Le pragmatisme plutôt que la dynamite !

Stéphane Marder et Benoit Parraud 

Président et Directeur du Pôle Services de Future Thinking France 

 

 

 

 

Pour Stéphane Marder et Benoit Parraud (Future Thinking), la dynamite n’est manifestement pas la solution la plus adaptée pour optimiser les baromètres de satisfaction. L’option la plus payante serait plutôt celle du pragmatisme, qui amène à déployer quelques réflexes essentiels et à écouter le besoin des entreprises de disposer d’outils opérationnels, just in time, dans des budgets maitrisés.
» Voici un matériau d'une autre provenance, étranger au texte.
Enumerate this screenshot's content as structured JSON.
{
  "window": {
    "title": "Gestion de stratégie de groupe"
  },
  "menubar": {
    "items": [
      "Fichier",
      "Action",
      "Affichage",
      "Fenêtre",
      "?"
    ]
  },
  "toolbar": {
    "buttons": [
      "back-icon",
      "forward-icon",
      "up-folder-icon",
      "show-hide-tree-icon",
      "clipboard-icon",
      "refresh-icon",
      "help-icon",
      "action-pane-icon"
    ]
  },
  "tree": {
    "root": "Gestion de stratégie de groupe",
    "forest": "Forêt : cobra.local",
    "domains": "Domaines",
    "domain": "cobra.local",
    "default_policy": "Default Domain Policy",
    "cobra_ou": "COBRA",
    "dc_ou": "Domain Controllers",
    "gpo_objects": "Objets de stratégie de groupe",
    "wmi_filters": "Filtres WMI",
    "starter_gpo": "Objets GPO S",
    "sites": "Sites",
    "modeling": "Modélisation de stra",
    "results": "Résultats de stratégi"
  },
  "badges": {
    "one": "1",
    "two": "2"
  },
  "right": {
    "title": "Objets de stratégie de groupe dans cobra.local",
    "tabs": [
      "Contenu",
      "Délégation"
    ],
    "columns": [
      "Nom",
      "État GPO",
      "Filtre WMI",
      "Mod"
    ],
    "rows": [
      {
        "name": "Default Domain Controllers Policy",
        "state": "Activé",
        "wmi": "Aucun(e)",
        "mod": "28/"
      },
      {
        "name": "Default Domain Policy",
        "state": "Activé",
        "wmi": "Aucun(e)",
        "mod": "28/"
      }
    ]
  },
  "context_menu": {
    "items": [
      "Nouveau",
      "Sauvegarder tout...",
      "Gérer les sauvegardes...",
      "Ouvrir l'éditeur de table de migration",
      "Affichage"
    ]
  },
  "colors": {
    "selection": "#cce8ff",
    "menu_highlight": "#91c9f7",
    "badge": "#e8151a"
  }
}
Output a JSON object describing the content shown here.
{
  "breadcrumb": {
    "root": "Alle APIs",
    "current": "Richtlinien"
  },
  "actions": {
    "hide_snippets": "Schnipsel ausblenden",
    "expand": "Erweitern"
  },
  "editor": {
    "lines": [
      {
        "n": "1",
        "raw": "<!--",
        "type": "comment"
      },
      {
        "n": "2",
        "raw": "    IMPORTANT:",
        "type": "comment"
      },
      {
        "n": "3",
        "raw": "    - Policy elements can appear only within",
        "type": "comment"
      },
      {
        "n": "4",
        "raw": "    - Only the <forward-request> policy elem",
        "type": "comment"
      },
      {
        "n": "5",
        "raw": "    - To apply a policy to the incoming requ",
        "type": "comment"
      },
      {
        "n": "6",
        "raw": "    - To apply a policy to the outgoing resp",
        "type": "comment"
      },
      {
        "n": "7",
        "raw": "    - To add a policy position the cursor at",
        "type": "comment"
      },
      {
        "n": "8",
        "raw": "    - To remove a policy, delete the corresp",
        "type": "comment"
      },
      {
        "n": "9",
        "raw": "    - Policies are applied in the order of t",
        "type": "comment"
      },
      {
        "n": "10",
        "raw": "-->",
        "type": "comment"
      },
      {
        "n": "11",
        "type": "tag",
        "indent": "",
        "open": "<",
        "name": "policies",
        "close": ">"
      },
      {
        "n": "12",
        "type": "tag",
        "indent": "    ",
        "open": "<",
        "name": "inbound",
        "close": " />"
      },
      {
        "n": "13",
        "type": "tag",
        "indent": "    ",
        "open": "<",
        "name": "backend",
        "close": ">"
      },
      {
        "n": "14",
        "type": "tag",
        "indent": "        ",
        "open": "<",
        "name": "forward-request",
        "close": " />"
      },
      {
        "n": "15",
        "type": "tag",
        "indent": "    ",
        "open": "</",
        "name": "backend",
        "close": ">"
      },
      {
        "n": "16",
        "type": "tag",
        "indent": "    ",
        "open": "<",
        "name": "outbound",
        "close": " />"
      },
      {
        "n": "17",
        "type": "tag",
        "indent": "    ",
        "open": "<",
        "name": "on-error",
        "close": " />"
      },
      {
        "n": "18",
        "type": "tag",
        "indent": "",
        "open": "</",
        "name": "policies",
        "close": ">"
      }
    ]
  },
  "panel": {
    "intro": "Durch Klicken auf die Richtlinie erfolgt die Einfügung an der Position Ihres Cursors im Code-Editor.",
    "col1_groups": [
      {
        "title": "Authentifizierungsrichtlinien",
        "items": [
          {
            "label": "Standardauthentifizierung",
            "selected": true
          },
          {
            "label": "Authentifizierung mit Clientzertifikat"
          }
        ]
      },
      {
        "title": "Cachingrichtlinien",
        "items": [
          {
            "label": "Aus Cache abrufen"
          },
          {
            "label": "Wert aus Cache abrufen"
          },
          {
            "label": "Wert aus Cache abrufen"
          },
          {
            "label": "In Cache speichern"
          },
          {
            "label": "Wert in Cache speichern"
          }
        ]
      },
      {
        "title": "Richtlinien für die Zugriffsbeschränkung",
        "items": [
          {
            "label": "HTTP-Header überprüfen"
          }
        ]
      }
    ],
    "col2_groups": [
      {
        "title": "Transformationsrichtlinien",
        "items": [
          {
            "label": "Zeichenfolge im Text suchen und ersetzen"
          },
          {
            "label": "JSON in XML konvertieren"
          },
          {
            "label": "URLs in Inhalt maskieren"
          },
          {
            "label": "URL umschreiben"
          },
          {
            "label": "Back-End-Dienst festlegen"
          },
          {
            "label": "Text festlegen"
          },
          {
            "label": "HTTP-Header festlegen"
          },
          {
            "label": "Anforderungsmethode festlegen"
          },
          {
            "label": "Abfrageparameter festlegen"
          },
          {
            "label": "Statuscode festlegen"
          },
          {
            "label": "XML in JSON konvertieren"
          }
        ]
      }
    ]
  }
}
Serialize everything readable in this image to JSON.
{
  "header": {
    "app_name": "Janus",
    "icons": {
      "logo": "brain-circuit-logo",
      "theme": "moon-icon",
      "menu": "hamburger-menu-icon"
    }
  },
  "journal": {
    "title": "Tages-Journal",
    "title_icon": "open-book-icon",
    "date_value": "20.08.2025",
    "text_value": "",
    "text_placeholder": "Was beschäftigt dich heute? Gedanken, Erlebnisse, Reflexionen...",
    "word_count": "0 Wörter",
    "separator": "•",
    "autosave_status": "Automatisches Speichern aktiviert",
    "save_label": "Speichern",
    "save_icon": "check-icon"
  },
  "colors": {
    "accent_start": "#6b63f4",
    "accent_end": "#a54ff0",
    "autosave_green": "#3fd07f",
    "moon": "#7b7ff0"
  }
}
Mais aussi de rester loin des effets de mode, en connectant le mieux possible la satisfaction clients et la performance économique.

MRNews : Partagez-vous ce constat d’une remise en cause de plus en plus fréquente des baromètres de satisfaction dans les entreprises ? Et, si oui, quelles en sont les principales raisons selon vous ?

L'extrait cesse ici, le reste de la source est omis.